The church achieved the Nazi withdrawal from their affairs at least in the short term; he continued to play a role in more subtle ways. Via replacing the church’s influence over the German youth and replacing it with Nazi youth movements. The Catholic Church carries even greater international influence, it also opposed the regime. Here the education divide was pronounced. The church felt that “a hate for ‘Rome’ had been engendered even in the ears of children” It wasn’t the case that the church desired to bring replace the Nazi’s as the rulers of Germany they simply wished to be left alone.

The Concordat was an agreement between the Nazi’s and the Catholic Church that states neither would interfere in each other business. This shows the church didn’t really oppose Hitler that strongly at the time. They did though as the regime radicalized begin for example Monsignore Bernhard Lichtenberg, dean of st. Hedwig’s in Berlin, asked his congregation to pray for “Jews and the inmates of the concentration camps” The fact that there were no huge outbursts from huge groups to this suggest the camps suggest that it became more difficult to oppose as Hitler’s authority grew.

Paradoxically it appears that as the Nazi became more radical the greater the desire to oppose them amongst the people but the greater the risk of that opposition and subsequently at the point when opposition was potentially greatest it was outwardly at least significant. This would suggest that mass movement is unlikely or very difficult in opposition to any strong fascist regime. . By 1936 tension heightened when Nazi’s remove crucifixes from schools. Which resulted in huge opposition demonstrations? This showed the opposition could be strong enough to attain change as they were introduced.

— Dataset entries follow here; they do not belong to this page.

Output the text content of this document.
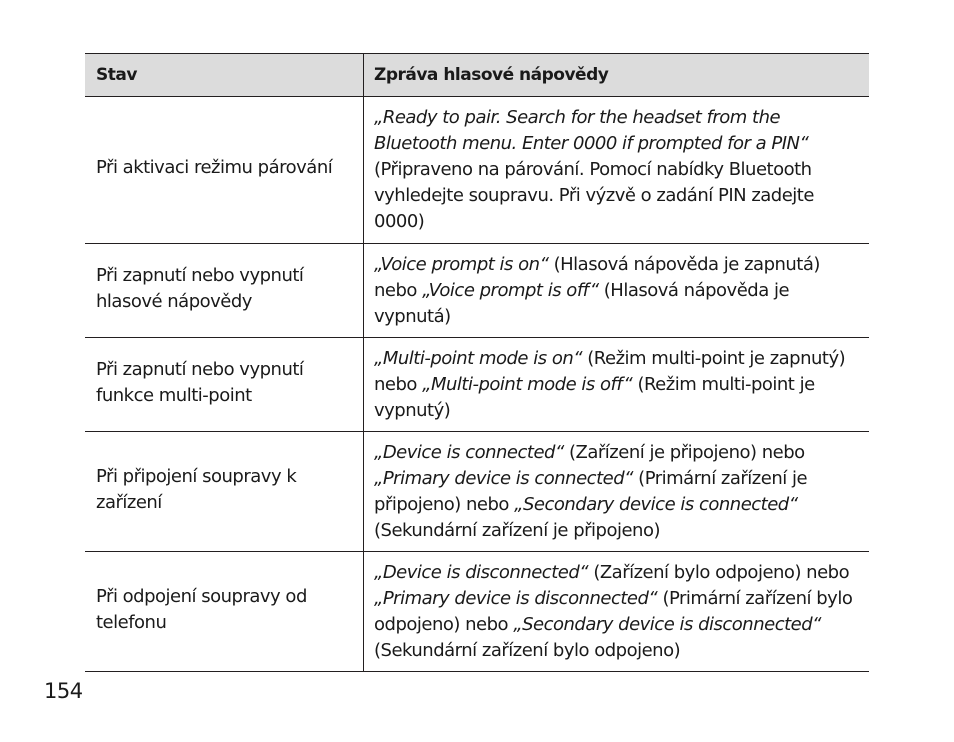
Stav	Zpráva hlasové nápovědy
Při aktivaci režimu párování
„Ready to pair. Search for the headset from the Bluetooth menu. Enter 0000 if prompted for a PIN“ (Připraveno na párování. Pomocí nabídky Bluetooth vyhledejte soupravu. Při výzvě o zadání PIN zadejte 0000)
Při zapnutí nebo vypnutí hlasové nápovědy
„Voice prompt is on“ (Hlasová nápověda je zapnutá) nebo „Voice prompt is off“ (Hlasová nápověda je vypnutá)
Při zapnutí nebo vypnutí funkce multi-point
„Multi-point mode is on“ (Režim multi-point je zapnutý) nebo „Multi-point mode is off“ (Režim multi-point je vypnutý)
Při připojení soupravy k zařízení
„Device is connected“ (Zařízení je připojeno) nebo „Primary device is connected“ (Primární zařízení je připojeno) nebo „Secondary device is connected“ (Sekundární zařízení je připojeno)
Při odpojení soupravy od telefonu
„Device is disconnected“ (Zařízení bylo odpojeno) nebo „Primary device is disconnected“ (Primární zařízení bylo odpojeno) nebo „Secondary device is disconnected“ (Sekundární zařízení bylo odpojeno)
154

They achieved no real successes with their push for ending of the killing of either Jews or of the mentally disabled. This is the closest example of a mass movement. Here though it was motivated not for a desire for dramatic social change. The church played the more pronounced role in opposing the Nazi’s. It was though mostly individual radicalism rather than well organized orchestrated attacks upon the regime. The size of the movement is evident in the fact that over 4000 clergy had died in concretion camps up to 1945.

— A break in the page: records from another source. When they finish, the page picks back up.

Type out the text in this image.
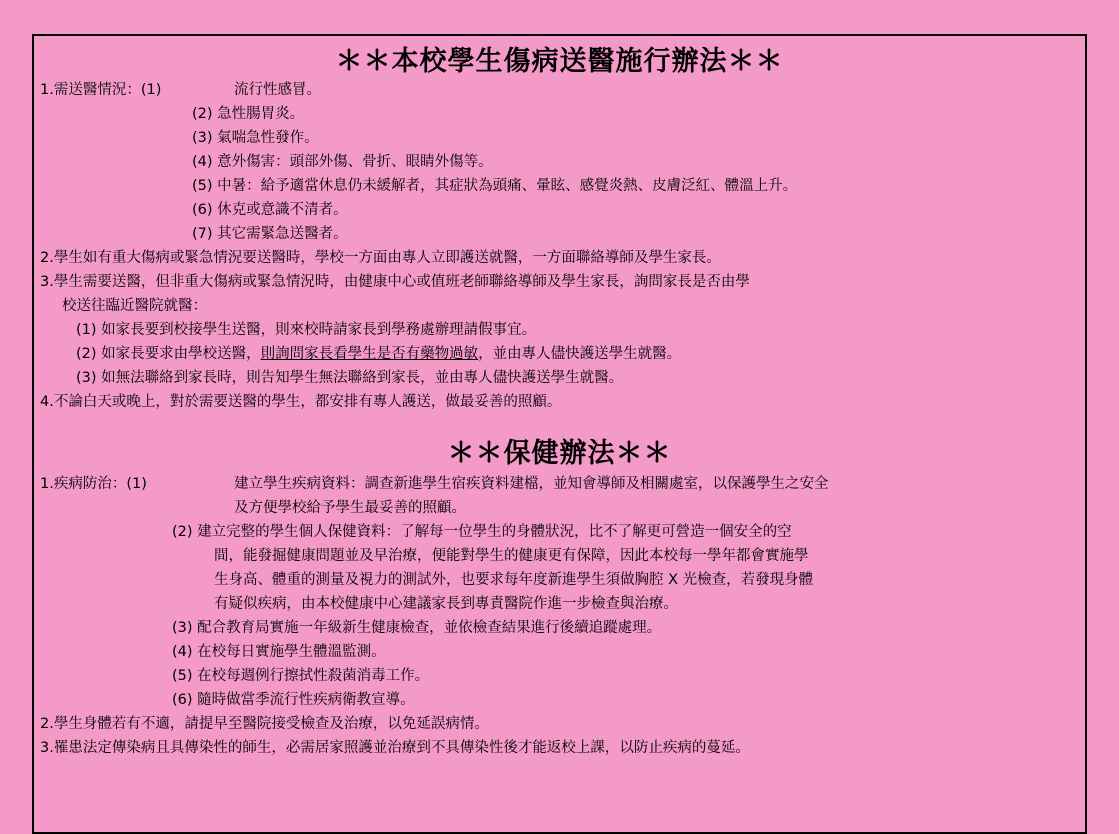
＊＊本校學生傷病送醫施行辦法＊＊
1.需送醫情況：(1)	流行性感冒。
(2) 急性腸胃炎。
(3) 氣喘急性發作。
(4) 意外傷害：頭部外傷、骨折、眼睛外傷等。
(5) 中暑：給予適當休息仍未緩解者，其症狀為頭痛、暈眩、感覺炎熱、皮膚泛紅、體溫上升。
(6) 休克或意識不清者。
(7) 其它需緊急送醫者。
2.學生如有重大傷病或緊急情況要送醫時，學校一方面由專人立即護送就醫，一方面聯絡導師及學生家長。
3.學生需要送醫，但非重大傷病或緊急情況時，由健康中心或值班老師聯絡導師及學生家長，詢問家長是否由學
校送往臨近醫院就醫：
(1) 如家長要到校接學生送醫，則來校時請家長到學務處辦理請假事宜。
(2) 如家長要求由學校送醫，則詢問家長看學生是否有藥物過敏，並由專人儘快護送學生就醫。
(3) 如無法聯絡到家長時，則告知學生無法聯絡到家長，並由專人儘快護送學生就醫。
4.不論白天或晚上，對於需要送醫的學生，都安排有專人護送，做最妥善的照顧。
＊＊保健辦法＊＊
1.疾病防治：(1)	建立學生疾病資料：調查新進學生宿疾資料建檔，並知會導師及相關處室，以保護學生之安全
及方便學校給予學生最妥善的照顧。
(2) 建立完整的學生個人保健資料：了解每一位學生的身體狀況，比不了解更可營造一個安全的空
間，能發掘健康問題並及早治療，便能對學生的健康更有保障，因此本校每一學年都會實施學
生身高、體重的測量及視力的測試外，也要求每年度新進學生須做胸腔 X 光檢查，若發現身體
有疑似疾病，由本校健康中心建議家長到專責醫院作進一步檢查與治療。
(3) 配合教育局實施一年級新生健康檢查，並依檢查結果進行後續追蹤處理。
(4) 在校每日實施學生體溫監測。
(5) 在校每週例行擦拭性殺菌消毒工作。
(6) 隨時做當季流行性疾病衛教宣導。
2.學生身體若有不適，請提早至醫院接受檢查及治療，以免延誤病情。
3.罹患法定傳染病且具傳染性的師生，必需居家照護並治療到不具傳染性後才能返校上課，以防止疾病的蔓延。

The force of the Nazi is still evident here. Yet there achievement were however courageous and daring still limited. Although perhaps the desire for social change was present the church made few moves or attempts to realize this change and subsequently cannot be seen as a mass social movement. The youth is also was a source of opposition in the third rich. The “white rose” hans and Sophie Scholl Printed anti Nazi pamphlets especially after Stalingrad. There are other equally unsuccessful examples that were all either killed or silenced.

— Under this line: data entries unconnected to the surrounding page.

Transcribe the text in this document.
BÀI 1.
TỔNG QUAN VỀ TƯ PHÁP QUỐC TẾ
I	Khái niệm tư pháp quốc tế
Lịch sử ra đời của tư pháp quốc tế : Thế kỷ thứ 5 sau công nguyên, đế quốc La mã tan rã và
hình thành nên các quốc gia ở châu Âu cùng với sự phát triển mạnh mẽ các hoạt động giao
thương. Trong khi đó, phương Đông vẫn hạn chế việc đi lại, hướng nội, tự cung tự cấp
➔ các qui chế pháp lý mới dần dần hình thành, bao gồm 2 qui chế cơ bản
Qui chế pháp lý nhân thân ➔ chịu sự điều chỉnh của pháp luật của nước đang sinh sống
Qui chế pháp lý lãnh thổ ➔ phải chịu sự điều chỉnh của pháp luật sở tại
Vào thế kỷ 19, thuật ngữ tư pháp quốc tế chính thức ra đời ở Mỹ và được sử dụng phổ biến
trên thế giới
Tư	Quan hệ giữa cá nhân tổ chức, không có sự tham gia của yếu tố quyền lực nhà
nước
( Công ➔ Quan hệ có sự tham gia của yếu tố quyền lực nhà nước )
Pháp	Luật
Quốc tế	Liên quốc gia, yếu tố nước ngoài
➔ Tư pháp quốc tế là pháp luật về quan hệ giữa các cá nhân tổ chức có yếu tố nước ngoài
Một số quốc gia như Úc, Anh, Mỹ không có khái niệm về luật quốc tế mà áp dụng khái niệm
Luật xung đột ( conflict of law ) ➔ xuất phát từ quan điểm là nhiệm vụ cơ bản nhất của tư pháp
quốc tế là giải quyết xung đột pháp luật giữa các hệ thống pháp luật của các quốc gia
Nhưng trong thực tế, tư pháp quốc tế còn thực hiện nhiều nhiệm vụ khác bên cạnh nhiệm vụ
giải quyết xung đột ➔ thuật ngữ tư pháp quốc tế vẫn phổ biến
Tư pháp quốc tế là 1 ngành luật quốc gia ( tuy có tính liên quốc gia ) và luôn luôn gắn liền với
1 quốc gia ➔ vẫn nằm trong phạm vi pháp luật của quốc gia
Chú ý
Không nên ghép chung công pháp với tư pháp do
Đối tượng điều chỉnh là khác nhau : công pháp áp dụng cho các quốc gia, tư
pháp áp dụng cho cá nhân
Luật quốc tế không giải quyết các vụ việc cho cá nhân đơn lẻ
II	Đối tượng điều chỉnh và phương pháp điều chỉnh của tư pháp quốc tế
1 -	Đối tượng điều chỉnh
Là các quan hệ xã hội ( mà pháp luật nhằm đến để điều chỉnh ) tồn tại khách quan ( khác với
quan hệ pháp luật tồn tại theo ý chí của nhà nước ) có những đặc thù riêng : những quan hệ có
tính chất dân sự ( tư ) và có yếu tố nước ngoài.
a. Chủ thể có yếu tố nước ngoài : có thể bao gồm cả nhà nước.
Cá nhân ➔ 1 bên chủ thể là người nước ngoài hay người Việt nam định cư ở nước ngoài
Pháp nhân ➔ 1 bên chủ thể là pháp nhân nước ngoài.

The Youth as social groups were probably the most pro Nazi within Germany therefore the difficulties faced with propagating anti Nazi ideas within this group were even more pronounced here. The youth movement of the Nazi regime was too effective to allow for a great deal of youth opposition. Here both the movements were unorganized and the regime was at its most efficient there was too much standing in the way of youth opposition for it so achieving mass social status. Opposition took form of isolated cells’ with such wide views, ranging from ultra left to pro monarchist, groups probably more opposed to one another than to the Nazi’s . Nazism embodied albeit in an extreme form, many of the basic attitudes of a very large section of the German people” Nationalism, Militarism, Cultural conservatism and Strict policies on minorities and deviant group’s stricter penal code. The weakness of the opposition and the strength of the regime both conspired to prevent any form of mass social movement arising to challenge the Nazi’s. The latter being the dominant force. The most serious threat came from the Church but even they were unable to amass anywhere near the support necessary for a mass movement.